The deceiver of our souls would convince us that Beauty is ugly, or meaningless, or superfluous -- to be sacrificed. He would convince us that there is no Goodness, there is only expedience, there is only what makes the opportunity before worth grabbing, despite what it means for my own soul or for another. He would convince us that the only Truth is what brings me momentary satisfaction. Got my goodie, gonna get my next goodie; there ain't no more to it than that.

It truly doesn't matter whether we have lots of money or little; either way we can live in poverty. Ironically I think it can be dreadfully hard to alert those in affluent poverty to the state of their souls. It sounds like a bunch of hippie nonsense to tell people their souls are dead. So maybe that's not the approach. Perhaps the approach is to pray folks into a wrestling match. Truth? Beauty? Goodness? Does it matter which facet grabs us, which of our lacks, which of our longings stabs out of our hearts and refuses to shut up? God knows the embrace each of our souls most needs today. Let us pray for each other that we will not shout down God's approach, not drown it, not turn Him aside, not try to stay "comfortable". Not try to stay in poverty. Allow Him who became poor for our sakes to make us rich.

Thursday, July 01, 2010

"Experience each day the grace that you are urging others to accept."

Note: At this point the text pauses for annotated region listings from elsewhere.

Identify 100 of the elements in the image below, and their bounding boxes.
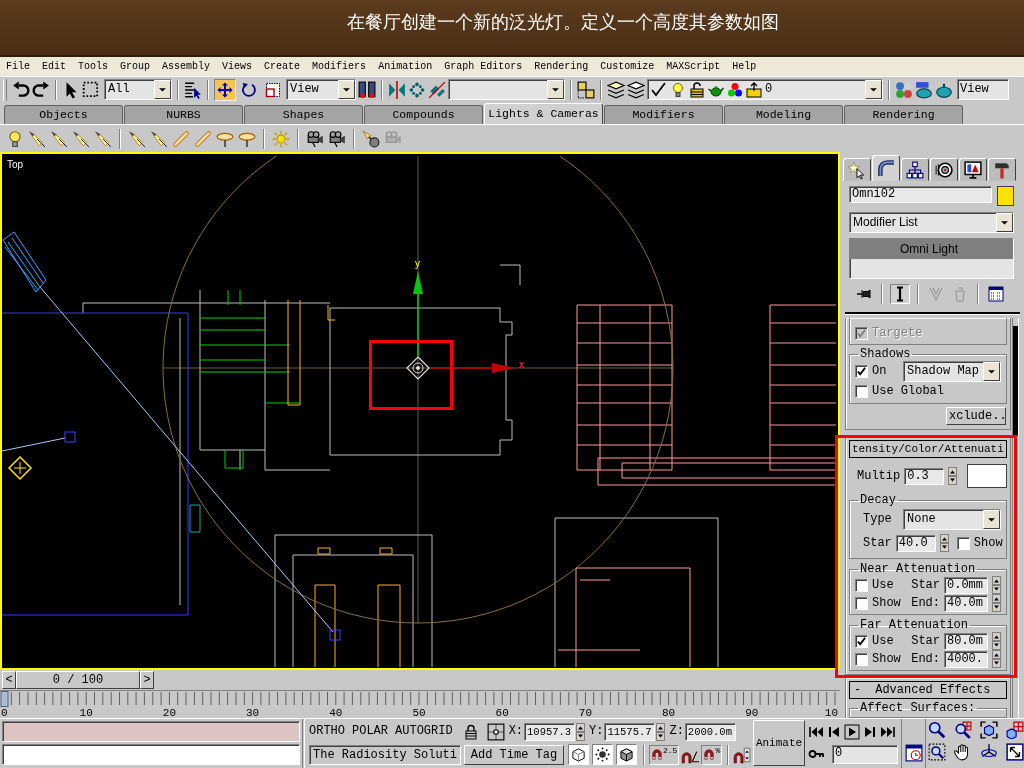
maximize-icon[interactable]: [1006, 743, 1024, 761]
object-color-swatch[interactable]: [997, 186, 1014, 206]
menu-item[interactable]: Rendering: [528, 58, 595, 75]
checkbox[interactable]: [855, 634, 868, 648]
command-panel-tab[interactable]: [843, 158, 871, 181]
spotlight-icon[interactable]: [28, 129, 46, 148]
spotlight-icon[interactable]: [50, 129, 68, 148]
stack-item[interactable]: Omni Light: [850, 239, 1013, 259]
squares-icon[interactable]: [577, 80, 595, 99]
menu-item[interactable]: File: [0, 58, 36, 75]
time-slider-track[interactable]: < 0 / 100 >: [0, 670, 840, 690]
menu-item[interactable]: Assembly: [156, 58, 217, 75]
command-panel-tab[interactable]: [901, 158, 929, 181]
command-panel-tab[interactable]: [930, 158, 958, 181]
spotlight-icon[interactable]: [128, 129, 146, 148]
add-time-tag-button[interactable]: Add Time Tag: [464, 744, 564, 765]
toolbar-tab[interactable]: Objects: [4, 105, 123, 124]
decay-type-dropdown[interactable]: None: [903, 509, 1001, 530]
dotted-rectangle-icon[interactable]: [82, 80, 100, 99]
toolbar-tab[interactable]: Lights & Cameras: [484, 103, 603, 124]
coordinate-field[interactable]: 2000.0m: [684, 722, 736, 741]
coordinate-field[interactable]: 10957.3: [524, 722, 576, 741]
menu-item[interactable]: Tools: [72, 58, 115, 75]
undo-icon[interactable]: [12, 80, 30, 99]
material-spheres-icon[interactable]: [895, 80, 913, 99]
spinner-arrows-icon[interactable]: [576, 722, 586, 741]
spinner-arrows-icon[interactable]: [948, 467, 958, 485]
selection-set-dropdown[interactable]: [448, 79, 565, 100]
menu-item[interactable]: Graph Editors: [438, 58, 529, 75]
light-bulb-icon[interactable]: [6, 129, 24, 148]
move-icon[interactable]: [214, 78, 236, 101]
spotlight-icon[interactable]: [2, 231, 47, 293]
scrollbar[interactable]: [1012, 318, 1019, 718]
command-panel-tab[interactable]: [872, 155, 900, 181]
spinner-arrows-icon[interactable]: [656, 722, 666, 741]
teapot-window-icon[interactable]: [915, 80, 933, 99]
mode-toggle[interactable]: ORTHO: [309, 724, 345, 739]
cube-brackets-icon[interactable]: [980, 721, 998, 739]
viewport-label[interactable]: Top: [7, 159, 24, 170]
omni-light-icon[interactable]: [406, 356, 430, 380]
spotlight-icon[interactable]: [150, 129, 168, 148]
menu-item[interactable]: Help: [726, 58, 763, 75]
x-axis-arrow[interactable]: [430, 363, 515, 373]
viewport[interactable]: Top y x: [0, 152, 840, 670]
y-axis-arrow[interactable]: [413, 271, 423, 357]
modifier-list-dropdown[interactable]: Modifier List: [849, 212, 1014, 233]
object-name-field[interactable]: Omni02: [849, 186, 992, 203]
magnet-spinner-icon[interactable]: [733, 745, 752, 764]
current-frame-marker[interactable]: [0, 691, 9, 707]
snap-toggle[interactable]: %: [701, 744, 723, 765]
mirror-icon[interactable]: [388, 80, 406, 99]
layers-icon[interactable]: [607, 80, 625, 99]
magnifier-grid-icon[interactable]: [954, 721, 972, 739]
toolbar-tab[interactable]: Compounds: [364, 105, 483, 124]
redo-icon[interactable]: [32, 80, 50, 99]
render-type-field[interactable]: View: [957, 79, 1009, 100]
bars-dots-icon[interactable]: [358, 80, 376, 99]
next-frame-button[interactable]: >: [140, 671, 154, 689]
time-slider-thumb[interactable]: 0 / 100: [16, 671, 140, 689]
menu-item[interactable]: Animation: [372, 58, 439, 75]
light-target-icon[interactable]: [329, 629, 341, 641]
dot-array-icon[interactable]: [408, 80, 426, 99]
window-grid-icon[interactable]: [986, 284, 1006, 304]
window-clock-icon[interactable]: [904, 744, 923, 762]
menu-item[interactable]: Edit: [36, 58, 73, 75]
padlock-icon[interactable]: [463, 723, 478, 740]
spinner-arrows-icon[interactable]: [992, 576, 1001, 594]
spotlight-icon[interactable]: [94, 129, 112, 148]
toolbar-tab[interactable]: Modeling: [724, 105, 843, 124]
diagonal-shapes-icon[interactable]: [428, 80, 446, 99]
previous-frame-button[interactable]: <: [2, 671, 16, 689]
menu-item[interactable]: Customize: [594, 58, 661, 75]
menu-item[interactable]: MAXScript: [660, 58, 727, 75]
attenuation-end-field[interactable]: 4000.: [944, 650, 988, 668]
checkbox[interactable]: [855, 364, 868, 378]
menu-item[interactable]: Modifiers: [306, 58, 373, 75]
go-to-end-icon[interactable]: [880, 724, 896, 740]
shaded-cube-icon[interactable]: [616, 744, 637, 765]
light-color-swatch[interactable]: [967, 464, 1008, 488]
decay-start-field[interactable]: 40.0: [895, 534, 936, 552]
multiplier-field[interactable]: 0.3: [904, 467, 945, 485]
script-input-field[interactable]: [2, 744, 300, 765]
coordinate-field[interactable]: 11575.7: [604, 722, 656, 741]
play-icon[interactable]: [844, 724, 860, 740]
attenuation-start-field[interactable]: 80.0m: [944, 632, 988, 650]
frame-field[interactable]: 0: [832, 744, 898, 764]
coordinate-system-dropdown[interactable]: View: [286, 79, 356, 100]
omni-light-icon[interactable]: [7, 455, 33, 481]
spinner-arrows-icon[interactable]: [992, 594, 1001, 612]
camera-icon[interactable]: [306, 129, 324, 148]
magnifier-dotted-box-icon[interactable]: [928, 743, 946, 761]
checkbox[interactable]: [956, 536, 970, 550]
attenuation-start-field[interactable]: 0.0mm: [944, 576, 988, 594]
script-output-field[interactable]: [2, 721, 300, 742]
menu-item[interactable]: Group: [114, 58, 157, 75]
shadow-type-dropdown[interactable]: Shadow Map: [903, 360, 1001, 382]
command-panel-tab[interactable]: [988, 158, 1016, 181]
attenuation-end-field[interactable]: 40.0m: [944, 594, 988, 612]
menu-item[interactable]: Views: [216, 58, 259, 75]
layer-dropdown[interactable]: 0: [647, 79, 883, 100]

On the first of every month, Our Lord gives Anne a new message about His call to service. 

July 1, 2010 

Jesus
My beloved apostles, I send many graces into the world through your commitment to Me. You do not see the graces but sometimes you see the effect of the graces. When you see the effect of the graces I send through you, rejoice. Thank Me. Your gratitude expressed to Me gives Me consolation. Also, your gratitude expressed to Me, gives you a disposition that is joyful. I want you to be joyful, dear apostles, because I am giving you so much. You are cooperating with Me and working hard, it is true, but you are also benefiting because My heart is so grateful to you for your fidelity that I hasten to answer your prayers, both for your loved ones and for the whole world. When a traveller goes a short distance, he can become a little tired. When a traveller goes a greater distance, he can become a little more tired. When a traveller travels a distance that stretches out for the remainder of his time on earth, as in your case, that traveller understands that fatigue will be his companion. This companionship should accomplish two things. One, it should provide a bond between the saved and the Saviour because I, too, experienced fatigue and I, too, devoted My life to the Kingdom. The other thing fatigue should provide for you is a compelling need to adapt your service to My pace which is a steady pace, as opposed to a hurried pace. I ask for steady service. I do not want hesitation in My service, no, but neither do I want irresponsible treatment of either your physical wellness or your spiritual wellness. If you are standing next to a well and do not drink, you will become dehydrated, regardless of your proximity to the well. Drink, dear apostles. Experience each day the grace that you are urging others to accept. I am with you and I feed you steadily. You have the grace for today. You will have to return to Me tomorrow to accept the grace for that day. I want My beloved apostles to be sustained and I offer them sustenance. Dear friends, all is well. You are working hard as I worked hard but you will be given all that you need. I am so grateful to you. I am so pleased with you. Believe Me when I say this. It is very important for the world that you accept My gratitude because if you do not accept My gratitude, truly, the world will not understand Me and the world will not understand service to Me. People must look at you and see that service to Me brings blessings. I am with you and My gratitude to you will be evident for eternity.